Dans l’article ci-dessous, Thierry Mathou retrace l’histoire de cette communauté catholique qui conserve le souvenir des premiers missionnaires français entrés en contact avec elle et que fait revivre aujourd’hui un enfant du pays, prêtre Chin francophone, passé pour ses études à Paris au Séminaire des Missions Etrangères de Paris.
Né en 1963, docteur en sciences politiques et en études asiatiques, diplomate de carrière, Thierry Mathou est également chercheur associé au CNRS (UPR 299 : Milieux, sociétés et Cultures en Himalaya) depuis 1989. Il est spécialiste en sociologie politique et de la géopolitique du monde himalayen (Bhoutan, Chine, Inde, Népal) et de ses confins (Myanmar, Pakistan), thèmes auxquels il a consacré plusieurs ouvrages et publications.
« Lukshé, une tranche d’histoire de la France missionnaire au cœur des montagnes Chin » *
par Thierry Mathou, ambassadeur de France en Birmanie
Les premières tentatives d’évangélisation des populations Chin remontent au début des années 1890 lorsque l’évêque de Mandalay, Mgr Jean Simon (1855-1893) (1), envoya ses prêtres les plus aguerris à l’approche de cette région inhospitalière particulièrement difficile d’accès. Les deux premières missions s’arrêtèrent aux pieds des collines, respectivement à Mawlaik dans le Sagaing sur la rive droite de la Chindwin, puis à Sonshi dans la division de Magwe. Malgré une brève incursion à Hakha, la capitale des Chin Hills, les missionnaires catholiques ne parvinrent pas à s’établir dans la région en raison notamment de l’hostilité des commandants locaux britanniques, majoritairement protestants, qui voyaient d’un mauvais œil l’arrivée de papistes, qui plus est français, sur les territoires placés sous leur contrôle. Bien qu’ayant commencé à apprendre des rudiments de langue Chin et avoir multiplié les incursions dans les collines, y compris vers Mindat, les missionnaires français se replièrent sur Mandalay en 1893.

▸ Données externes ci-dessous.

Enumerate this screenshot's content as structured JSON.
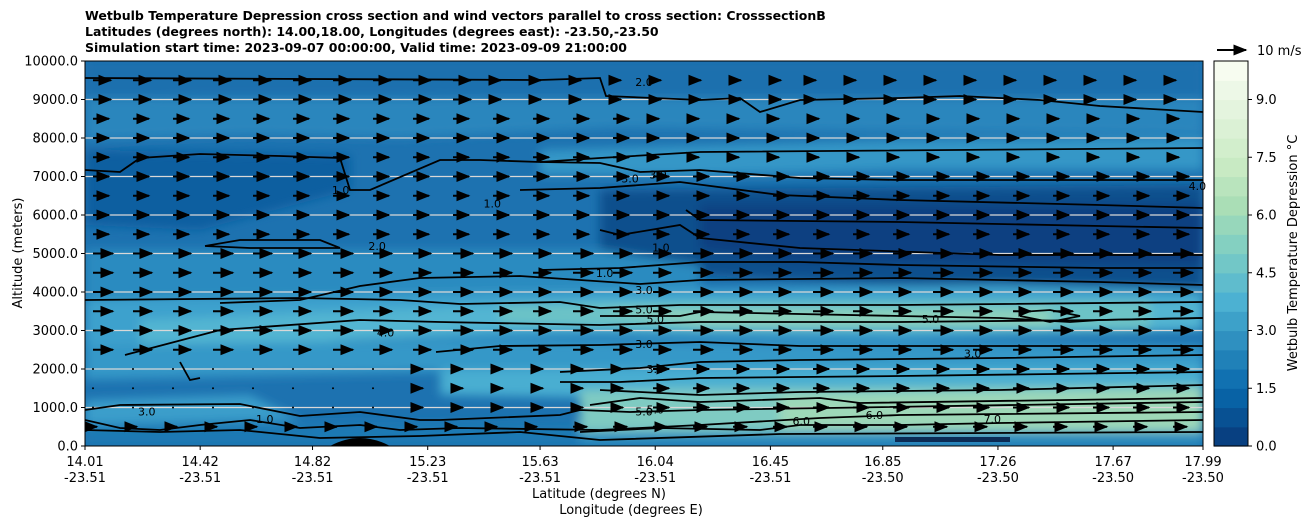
{
  "title_lines": [
    "Wetbulb Temperature Depression cross section and wind vectors parallel to cross section: CrosssectionB",
    "Latitudes (degrees north): 14.00,18.00, Longitudes (degrees east): -23.50,-23.50",
    "Simulation start time: 2023-09-07 00:00:00, Valid time: 2023-09-09 21:00:00"
  ],
  "chart_data": {
    "type": "heatmap",
    "ylabel": "Altitude (meters)",
    "xlabel_lines": [
      "Latitude (degrees N)",
      "Longitude (degrees E)"
    ],
    "ylim": [
      0,
      10000
    ],
    "y_ticks": [
      "0.0",
      "1000.0",
      "2000.0",
      "3000.0",
      "4000.0",
      "5000.0",
      "6000.0",
      "7000.0",
      "8000.0",
      "9000.0",
      "10000.0"
    ],
    "x_ticks": [
      {
        "lat": "14.01",
        "lon": "-23.51"
      },
      {
        "lat": "14.42",
        "lon": "-23.51"
      },
      {
        "lat": "14.82",
        "lon": "-23.51"
      },
      {
        "lat": "15.23",
        "lon": "-23.51"
      },
      {
        "lat": "15.63",
        "lon": "-23.51"
      },
      {
        "lat": "16.04",
        "lon": "-23.51"
      },
      {
        "lat": "16.45",
        "lon": "-23.51"
      },
      {
        "lat": "16.85",
        "lon": "-23.50"
      },
      {
        "lat": "17.26",
        "lon": "-23.50"
      },
      {
        "lat": "17.67",
        "lon": "-23.50"
      },
      {
        "lat": "17.99",
        "lon": "-23.50"
      }
    ],
    "grid": "horizontal",
    "colorbar": {
      "label": "Wetbulb Temperature Depression °C",
      "range": [
        0,
        10
      ],
      "ticks": [
        "0.0",
        "1.5",
        "3.0",
        "4.5",
        "6.0",
        "7.5",
        "9.0"
      ],
      "colors": [
        "#084081",
        "#0868ac",
        "#2b8cbe",
        "#4eb3d3",
        "#7bccc4",
        "#a8ddb5",
        "#ccebc5",
        "#e0f3db",
        "#f7fcf0"
      ]
    },
    "quiver_key": "10 m/s",
    "contour_labels": [
      {
        "text": "2.0",
        "lat": 16.0,
        "z": 9450
      },
      {
        "text": "3.0",
        "lat": 16.05,
        "z": 7050
      },
      {
        "text": "3.0",
        "lat": 15.95,
        "z": 6950
      },
      {
        "text": "1.0",
        "lat": 14.92,
        "z": 6650
      },
      {
        "text": "1.0",
        "lat": 15.46,
        "z": 6300
      },
      {
        "text": "2.0",
        "lat": 15.05,
        "z": 5200
      },
      {
        "text": "1.0",
        "lat": 16.06,
        "z": 5150
      },
      {
        "text": "1.0",
        "lat": 15.86,
        "z": 4500
      },
      {
        "text": "4.0",
        "lat": 17.97,
        "z": 6750
      },
      {
        "text": "3.0",
        "lat": 16.0,
        "z": 4050
      },
      {
        "text": "5.0",
        "lat": 16.0,
        "z": 3550
      },
      {
        "text": "5.0",
        "lat": 16.04,
        "z": 3300
      },
      {
        "text": "4.0",
        "lat": 15.08,
        "z": 2950
      },
      {
        "text": "5.0",
        "lat": 17.02,
        "z": 3300
      },
      {
        "text": "3.0",
        "lat": 16.0,
        "z": 2650
      },
      {
        "text": "3.0",
        "lat": 17.17,
        "z": 2400
      },
      {
        "text": "3.0",
        "lat": 16.04,
        "z": 2000
      },
      {
        "text": "5.0",
        "lat": 16.0,
        "z": 900
      },
      {
        "text": "5.0",
        "lat": 16.04,
        "z": 950
      },
      {
        "text": "6.0",
        "lat": 16.82,
        "z": 800
      },
      {
        "text": "6.0",
        "lat": 16.56,
        "z": 650
      },
      {
        "text": "7.0",
        "lat": 17.24,
        "z": 700
      },
      {
        "text": "3.0",
        "lat": 14.23,
        "z": 900
      },
      {
        "text": "1.0",
        "lat": 14.65,
        "z": 700
      }
    ]
  }
}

Une opportunité s’offrit à eux vingt ans plus tard, mais elle ne put se concrétiser. En 1913, contre toute attente, le gouvernement de Falam, ayant eu écho de la réputation de la léproserie catholique de Mandalay, demanda au vicaire apostolique d’en créer une annexe dans les Chin Hills. Alors que les préparatifs allaient bon train, l’irruption de la première guerre mondiale, qui rappela sur le front les meilleurs missionnaires, ne permit pas la concrétisation de ce projet. Installés dans la région depuis la fin du XIXe siècle, les baptistes profitèrent du retrait involontaire des catholiques pour entreprendre l’évangélisation des populations Chin auprès desquelles leur influence ne cessa dès lors de s’étendre.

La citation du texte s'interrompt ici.